В первые уфимские зимы мне нечасто приходилось бывать в школе, ревматические атаки пережидал в постели по несколько месяцев, иногда и в больницу клали. Так что дружба с одноклассниками пригодилась – приносили задания, которые мы потом выполняли вместе с мамой. Когда она уходила на работу, я раскатывал в лепешку пластилин и прикладывал к батарее – получалась, как сказал бы искусствовед, гемма, мини-барельеф. В пластилине мне виделись леса тонких растений. Еще вырезал из почтовых конвертов картинки, больше всего запомнился благородством коричневого тона и рисунка памятник погибшим кораблям в Севастополе. Надо бы посмотреть в натуре…

Когда я, классе уже в пятом, наконец вырвался из постели и вышел, переваливаясь рыхлым телом на слабых ногах, на улицу, встретили меня насмешками.

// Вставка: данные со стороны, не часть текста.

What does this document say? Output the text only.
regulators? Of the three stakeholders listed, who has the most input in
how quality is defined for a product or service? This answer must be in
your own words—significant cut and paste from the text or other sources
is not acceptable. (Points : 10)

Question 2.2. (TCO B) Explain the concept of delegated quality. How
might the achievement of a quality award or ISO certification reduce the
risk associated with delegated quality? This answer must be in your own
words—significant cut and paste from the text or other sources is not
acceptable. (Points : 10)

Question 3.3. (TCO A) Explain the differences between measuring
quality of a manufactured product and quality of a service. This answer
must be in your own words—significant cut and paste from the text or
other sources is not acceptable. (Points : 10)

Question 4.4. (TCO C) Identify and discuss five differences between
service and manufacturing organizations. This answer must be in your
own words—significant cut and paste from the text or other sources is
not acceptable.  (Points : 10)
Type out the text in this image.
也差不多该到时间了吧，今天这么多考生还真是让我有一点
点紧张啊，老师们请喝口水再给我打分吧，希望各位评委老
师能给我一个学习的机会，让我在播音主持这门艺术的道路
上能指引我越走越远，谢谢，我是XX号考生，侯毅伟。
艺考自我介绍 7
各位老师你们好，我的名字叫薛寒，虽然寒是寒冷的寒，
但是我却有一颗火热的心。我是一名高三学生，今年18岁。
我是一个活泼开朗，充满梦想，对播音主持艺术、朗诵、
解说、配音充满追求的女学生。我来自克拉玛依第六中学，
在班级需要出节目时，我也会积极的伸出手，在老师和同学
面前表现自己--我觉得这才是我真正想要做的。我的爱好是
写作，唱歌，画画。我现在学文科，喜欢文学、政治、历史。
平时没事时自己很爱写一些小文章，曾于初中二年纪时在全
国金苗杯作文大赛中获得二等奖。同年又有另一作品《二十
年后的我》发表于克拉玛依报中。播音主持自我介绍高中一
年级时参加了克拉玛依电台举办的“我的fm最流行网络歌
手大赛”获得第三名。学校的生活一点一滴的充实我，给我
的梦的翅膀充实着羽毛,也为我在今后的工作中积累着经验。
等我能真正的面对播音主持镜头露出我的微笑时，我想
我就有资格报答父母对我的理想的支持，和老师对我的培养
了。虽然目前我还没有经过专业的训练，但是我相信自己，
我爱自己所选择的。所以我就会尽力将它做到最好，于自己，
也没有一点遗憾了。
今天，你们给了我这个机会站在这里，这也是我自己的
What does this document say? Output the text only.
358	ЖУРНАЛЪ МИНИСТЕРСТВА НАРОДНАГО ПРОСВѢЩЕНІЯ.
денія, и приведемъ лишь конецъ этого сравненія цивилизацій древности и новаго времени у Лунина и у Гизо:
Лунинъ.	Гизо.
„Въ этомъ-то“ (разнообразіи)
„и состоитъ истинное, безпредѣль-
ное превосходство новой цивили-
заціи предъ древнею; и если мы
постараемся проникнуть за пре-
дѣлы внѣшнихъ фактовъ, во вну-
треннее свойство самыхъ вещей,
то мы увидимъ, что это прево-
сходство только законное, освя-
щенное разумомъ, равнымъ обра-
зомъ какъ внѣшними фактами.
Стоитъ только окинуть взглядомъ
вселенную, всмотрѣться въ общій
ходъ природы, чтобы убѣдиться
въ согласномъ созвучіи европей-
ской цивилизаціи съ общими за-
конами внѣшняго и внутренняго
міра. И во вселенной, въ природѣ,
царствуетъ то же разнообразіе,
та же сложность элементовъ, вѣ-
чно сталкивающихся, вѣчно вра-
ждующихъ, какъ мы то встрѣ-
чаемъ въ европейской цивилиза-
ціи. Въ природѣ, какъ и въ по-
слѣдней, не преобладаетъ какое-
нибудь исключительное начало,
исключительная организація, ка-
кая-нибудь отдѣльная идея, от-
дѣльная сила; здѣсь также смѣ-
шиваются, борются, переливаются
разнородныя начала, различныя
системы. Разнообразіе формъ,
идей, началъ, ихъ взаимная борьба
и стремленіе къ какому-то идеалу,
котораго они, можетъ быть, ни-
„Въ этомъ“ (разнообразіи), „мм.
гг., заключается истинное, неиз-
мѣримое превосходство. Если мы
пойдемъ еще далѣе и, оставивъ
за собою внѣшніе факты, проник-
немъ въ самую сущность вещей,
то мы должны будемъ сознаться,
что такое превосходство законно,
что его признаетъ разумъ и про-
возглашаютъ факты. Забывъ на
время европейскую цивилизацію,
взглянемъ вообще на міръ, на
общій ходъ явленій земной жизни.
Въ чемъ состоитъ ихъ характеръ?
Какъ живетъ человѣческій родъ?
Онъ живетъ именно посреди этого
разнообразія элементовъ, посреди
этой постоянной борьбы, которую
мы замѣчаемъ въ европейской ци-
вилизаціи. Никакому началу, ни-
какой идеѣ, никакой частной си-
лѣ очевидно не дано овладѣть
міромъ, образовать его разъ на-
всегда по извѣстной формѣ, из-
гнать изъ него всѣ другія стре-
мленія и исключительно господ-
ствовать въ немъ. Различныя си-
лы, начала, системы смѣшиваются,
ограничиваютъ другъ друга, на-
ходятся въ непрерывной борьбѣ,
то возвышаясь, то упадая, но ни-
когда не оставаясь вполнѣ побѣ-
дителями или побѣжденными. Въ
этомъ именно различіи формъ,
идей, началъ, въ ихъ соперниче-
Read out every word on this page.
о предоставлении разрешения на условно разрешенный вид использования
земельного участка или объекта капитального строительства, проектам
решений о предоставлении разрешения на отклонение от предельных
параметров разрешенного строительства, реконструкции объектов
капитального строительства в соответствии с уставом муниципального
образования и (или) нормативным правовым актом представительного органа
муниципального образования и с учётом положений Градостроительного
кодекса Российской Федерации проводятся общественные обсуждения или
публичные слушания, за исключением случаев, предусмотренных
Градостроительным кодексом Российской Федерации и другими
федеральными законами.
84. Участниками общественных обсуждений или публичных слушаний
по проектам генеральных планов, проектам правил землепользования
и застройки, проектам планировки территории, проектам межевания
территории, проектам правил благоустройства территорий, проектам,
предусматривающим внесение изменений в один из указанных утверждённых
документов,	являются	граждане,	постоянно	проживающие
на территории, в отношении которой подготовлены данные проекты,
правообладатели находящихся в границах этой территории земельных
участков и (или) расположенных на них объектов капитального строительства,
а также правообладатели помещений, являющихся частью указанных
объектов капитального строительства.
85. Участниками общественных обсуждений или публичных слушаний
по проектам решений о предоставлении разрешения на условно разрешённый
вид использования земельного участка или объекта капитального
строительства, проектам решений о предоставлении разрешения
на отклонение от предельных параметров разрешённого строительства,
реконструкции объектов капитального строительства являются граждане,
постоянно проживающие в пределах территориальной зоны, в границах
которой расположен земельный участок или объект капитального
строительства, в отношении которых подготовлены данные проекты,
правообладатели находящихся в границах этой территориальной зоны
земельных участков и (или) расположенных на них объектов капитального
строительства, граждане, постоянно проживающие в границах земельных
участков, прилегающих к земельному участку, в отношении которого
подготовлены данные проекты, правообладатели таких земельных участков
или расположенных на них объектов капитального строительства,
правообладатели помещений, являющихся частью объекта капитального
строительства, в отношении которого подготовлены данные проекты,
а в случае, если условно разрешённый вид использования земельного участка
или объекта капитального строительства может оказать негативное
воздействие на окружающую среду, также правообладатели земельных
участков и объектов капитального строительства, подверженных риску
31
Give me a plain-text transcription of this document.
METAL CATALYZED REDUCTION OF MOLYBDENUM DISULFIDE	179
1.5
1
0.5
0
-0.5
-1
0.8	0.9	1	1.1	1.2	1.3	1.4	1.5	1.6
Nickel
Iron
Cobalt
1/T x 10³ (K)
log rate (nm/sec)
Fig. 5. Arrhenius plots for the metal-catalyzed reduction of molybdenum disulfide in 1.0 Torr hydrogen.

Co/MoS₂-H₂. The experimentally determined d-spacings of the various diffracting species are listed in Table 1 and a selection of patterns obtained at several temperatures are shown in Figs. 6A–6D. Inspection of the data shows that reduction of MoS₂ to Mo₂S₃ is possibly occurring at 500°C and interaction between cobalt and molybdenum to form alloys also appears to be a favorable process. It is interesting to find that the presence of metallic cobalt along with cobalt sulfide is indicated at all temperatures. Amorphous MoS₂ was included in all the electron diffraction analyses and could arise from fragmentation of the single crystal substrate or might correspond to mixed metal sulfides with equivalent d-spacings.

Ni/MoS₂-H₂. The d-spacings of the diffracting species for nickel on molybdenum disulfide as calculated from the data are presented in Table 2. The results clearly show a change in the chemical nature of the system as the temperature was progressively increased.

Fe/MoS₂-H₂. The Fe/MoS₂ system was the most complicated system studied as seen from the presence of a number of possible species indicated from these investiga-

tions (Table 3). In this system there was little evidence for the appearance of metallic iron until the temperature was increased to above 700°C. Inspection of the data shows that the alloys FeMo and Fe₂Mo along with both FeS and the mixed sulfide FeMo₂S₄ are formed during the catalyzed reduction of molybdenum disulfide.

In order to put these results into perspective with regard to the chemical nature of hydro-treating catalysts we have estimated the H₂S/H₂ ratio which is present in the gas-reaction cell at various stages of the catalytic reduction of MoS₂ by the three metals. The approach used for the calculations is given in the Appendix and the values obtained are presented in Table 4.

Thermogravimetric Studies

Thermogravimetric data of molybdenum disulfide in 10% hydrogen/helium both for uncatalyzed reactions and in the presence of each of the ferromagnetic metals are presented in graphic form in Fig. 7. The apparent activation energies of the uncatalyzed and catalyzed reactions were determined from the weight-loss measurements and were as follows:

И во дворе, и в классе – особенно те, кто не приносил мне заданных уроков. Мы шли цепочкой между осевшими сугробами, я, в основном, следил за светло-русой косой Гали, шифрованным именем которой исписывал не только промокашки (а «Ялаг», кроме прочего, была аббревиатура: «Я люблю Аксенову Галю»). Поэтому не обратил внимания, с чего это Ниткевич стал ко мне придираться.

– Толстый! Жирный! Поезд! Пассажирный! – это мне? А сам-то какой противный, как масляный! – Чего морду воротишь? Хочешь, в морду дам? Смотрите, он уже испугался! – И Галя смотрит, и Лешка смеется, хотя ведь мы с ним вместе писали имена наших девочек на запястьях. – Не, он драться не будет, не надейся! Евреи все такие трусливые. У него, наверное, и отец такой… – Отец? Бабушка хранила в шкатулке главных своих сокровищ его суконный ефрейторский погон, привезенный с войны, и серебряную медаль «За отвагу!».

Я ударил с такой силой, что Ниткевич упал. Потом вскочил, тыльной стороной ладони вправил челюсть и убежал.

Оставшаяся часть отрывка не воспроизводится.